Rajeev: Yeah, this is an interesting one. I look after cybersecurity as well as the infrastructure services. With both of these critical functions around my hand, I need to be mindful of both aspects, right? Yes, it’s an interesting one and it has changed over the period of time, and I fully understand why cybersecurity practices needs to be rigid because there is a lot of compliance and it is a highly regulated function, but if something goes wrong, as a CISO we are held accountable for those faults. I can understand why the team is so rigid in their practices. And I also understand from a business perspective it could be perceived as a road blocker to agility.
One of the key aspects that we have done in Cathay is we have been following DevOps for quite a number of years, and recently, I think in the last two years, we started implementing DevSecOps into our STLC [software testing life cycle]. And what it essentially means is rather than the core cybersecurity team being responsible for many of the security testing and those sorts of aspects, we want to shift left some of these capabilities into the developers so that the people who develop the code now are held accountable for the testing and the quality of the output. And they’re also enabled in terms of the cybersecurity process. Right?
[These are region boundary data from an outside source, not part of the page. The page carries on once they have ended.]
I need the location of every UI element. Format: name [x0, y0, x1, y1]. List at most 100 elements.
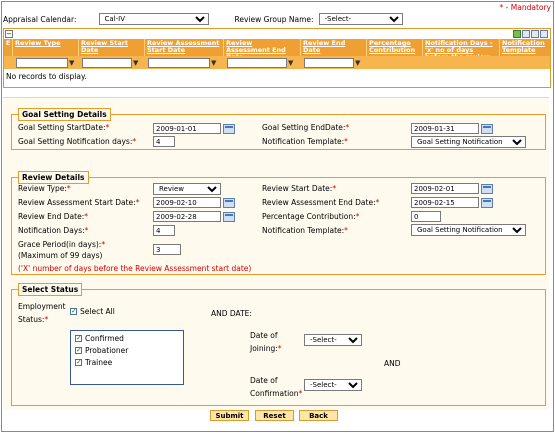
- filter-assess-end-input[interactable]: [227, 57, 287, 68]
- grace-input[interactable]: [153, 244, 181, 255]
- filter-end-date-input[interactable]: [304, 57, 354, 68]
- assess-end-row: Review Assessment End Date: *: [262, 198, 380, 207]
- grace-row: Grace Period(in days): *: [18, 240, 106, 249]
- select-all-label: Select All: [80, 307, 115, 316]
- submit-button[interactable]: Submit: [210, 410, 249, 421]
- review-template-label: Notification Template:: [262, 226, 345, 235]
- filter-bar: Appraisal Calendar: Cal-IV Review Group …: [3, 13, 403, 25]
- filter-icon[interactable]: ▼: [133, 59, 140, 67]
- grid-filter-row: ▼ ▼ ▼ ▼ ▼: [4, 56, 550, 69]
- grid-toolbar: [513, 30, 548, 38]
- calendar-icon[interactable]: [223, 211, 235, 222]
- goal-notif-days-input[interactable]: [153, 136, 175, 147]
- grace-label: Grace Period(in days):: [18, 240, 102, 249]
- col-notification-template[interactable]: Notification Template: [500, 39, 550, 56]
- goal-setting-title: Goal Setting Details: [18, 108, 111, 121]
- filter-start-date-input[interactable]: [82, 57, 132, 68]
- review-notif-days-input[interactable]: [153, 225, 175, 236]
- col-assessment-start-date[interactable]: Review Assessment Start Date: [145, 39, 224, 56]
- review-end-row: Review End Date: *: [18, 212, 88, 221]
- joining-label-line2: Joining:: [250, 344, 278, 353]
- employment-status-list[interactable]: Confirmed Probationer Trainee: [70, 330, 184, 385]
- status-item-confirmed[interactable]: Confirmed: [75, 334, 183, 343]
- filter-review-type-input[interactable]: [16, 57, 68, 68]
- trainee-checkbox[interactable]: [75, 358, 82, 366]
- print-icon[interactable]: [540, 30, 548, 38]
- review-note-text: ('X' number of days before the Review As…: [18, 264, 252, 273]
- col-notification-days[interactable]: Notification Days - 'x' no of days befor…: [423, 39, 500, 56]
- review-start-input[interactable]: [411, 183, 479, 194]
- confirmed-checkbox[interactable]: [75, 334, 82, 342]
- col-assessment-end-date[interactable]: Review Assessment End Date: [224, 39, 301, 56]
- calendar-icon[interactable]: [481, 183, 493, 194]
- goal-start-input[interactable]: [153, 123, 221, 134]
- goal-template-row: Notification Template: *: [262, 137, 348, 146]
- review-notif-row: Notification Days: *: [18, 226, 89, 235]
- goal-end-field: [411, 123, 493, 134]
- collapse-icon[interactable]: −: [5, 30, 13, 38]
- review-details-title: Review Details: [18, 171, 89, 184]
- confirmation-date-select[interactable]: -Select-: [304, 379, 362, 391]
- review-type-row: Review Type: *: [18, 184, 71, 193]
- status-item-probationer[interactable]: Probationer: [75, 346, 183, 355]
- calendar-icon[interactable]: [223, 123, 235, 134]
- goal-start-label: Goal Setting StartDate:: [18, 123, 106, 132]
- goal-end-input[interactable]: [411, 123, 479, 134]
- mandatory-note: * - Mandatory: [499, 3, 551, 12]
- col-review-type[interactable]: Review Type: [13, 39, 79, 56]
- review-type-select[interactable]: Review: [153, 183, 221, 195]
- employment-label-line2: Status:: [18, 315, 45, 324]
- assess-start-label: Review Assessment Start Date:: [18, 198, 136, 207]
- review-end-input[interactable]: [153, 211, 221, 222]
- and-date-label: AND DATE:: [211, 309, 252, 318]
- export-icon[interactable]: [513, 30, 521, 38]
- review-type-label: Review Type:: [18, 184, 67, 193]
- col-percentage-contribution[interactable]: Percentage Contribution: [367, 39, 423, 56]
- filter-icon[interactable]: ▼: [69, 59, 76, 67]
- refresh-icon[interactable]: [531, 30, 539, 38]
- trainee-label: Trainee: [85, 358, 113, 367]
- joining-label: Date of Joining:*: [250, 331, 282, 353]
- joining-date-select[interactable]: -Select-: [304, 334, 362, 346]
- grace-max-row: (Maximum of 99 days): [18, 251, 102, 260]
- assess-end-label: Review Assessment End Date:: [262, 198, 376, 207]
- select-all-row[interactable]: Select All: [70, 307, 115, 316]
- assess-start-input[interactable]: [153, 197, 221, 208]
- assess-end-input[interactable]: [411, 197, 479, 208]
- status-item-trainee[interactable]: Trainee: [75, 358, 183, 367]
- filter-icon[interactable]: ▼: [355, 59, 362, 67]
- calendar-icon[interactable]: [481, 197, 493, 208]
- appraisal-calendar-select[interactable]: Cal-IV: [98, 13, 209, 25]
- calendar-icon[interactable]: [223, 197, 235, 208]
- goal-template-select[interactable]: Goal Setting Notification: [411, 136, 526, 148]
- probationer-checkbox[interactable]: [75, 346, 82, 354]
- col-review-end-date[interactable]: Review End Date: [301, 39, 367, 56]
- calendar-icon[interactable]: [481, 123, 493, 134]
- assess-start-row: Review Assessment Start Date: *: [18, 198, 140, 207]
- reset-button[interactable]: Reset: [255, 410, 294, 421]
- col-review-start-date[interactable]: Review Start Date: [79, 39, 145, 56]
- filter-icon[interactable]: ▼: [288, 59, 295, 67]
- review-group-select[interactable]: -Select-: [318, 13, 403, 25]
- review-group-label: Review Group Name:: [234, 14, 314, 24]
- assess-end-field: [411, 197, 493, 208]
- back-button[interactable]: Back: [299, 410, 338, 421]
- expand-column: E: [4, 39, 13, 56]
- and-label: AND: [384, 359, 401, 368]
- filter-assess-start-input[interactable]: [148, 57, 210, 68]
- goal-end-row: Goal Setting EndDate: *: [262, 123, 350, 132]
- filter-icon[interactable]: ▼: [211, 59, 218, 67]
- goal-template-label: Notification Template:: [262, 137, 345, 146]
- pct-row: Percentage Contribution: *: [262, 212, 360, 221]
- employment-label-line1: Employment: [18, 302, 66, 311]
- review-end-label: Review End Date:: [18, 212, 85, 221]
- pct-input[interactable]: [411, 211, 441, 222]
- save-icon[interactable]: [522, 30, 530, 38]
- no-records-text: No records to display.: [6, 72, 87, 81]
- review-end-field: [153, 211, 235, 222]
- review-start-field: [411, 183, 493, 194]
- confirmation-label-line1: Date of: [250, 376, 278, 385]
- select-all-checkbox[interactable]: [70, 307, 77, 315]
- review-template-select[interactable]: Goal Setting Notification: [411, 224, 526, 236]
- and-row: AND: [384, 359, 401, 368]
Of course, when we started off this journey, there has been a huge resistance on the security team itself because they don’t really trust the developers trying to do the testing or the testing outputs. But over a period of time with the introduction of various tools and automation that is put in place, this is now getting into a matured stage wherein it is now enabling the upfront teams to take care of all the aspects of security, like threat modeling, code scanning, and the vulnerability testing. But at the end, the security teams would be still validating and act as a sort of a gatekeeper, but in a very light and inbuilt processes. And this way we can ensure that our cloud applications are secure by design and by default they can deliver them faster and more reliably to our customers. And in this entire process, right?
In the past, security has been always perceived as an accountability of the cybersecurity team. And by enabling the developers of the security aspects, now you have a better ownership in the organization when it comes to cybersecurity and it is building a better cybersecurity culture within the organization. And that, to me, is a key because from a security aspect, we always say that people are your first line of defense and often they’re also the last line of defense. I’m glad that by these processes we are able to improve that maturity in the organization.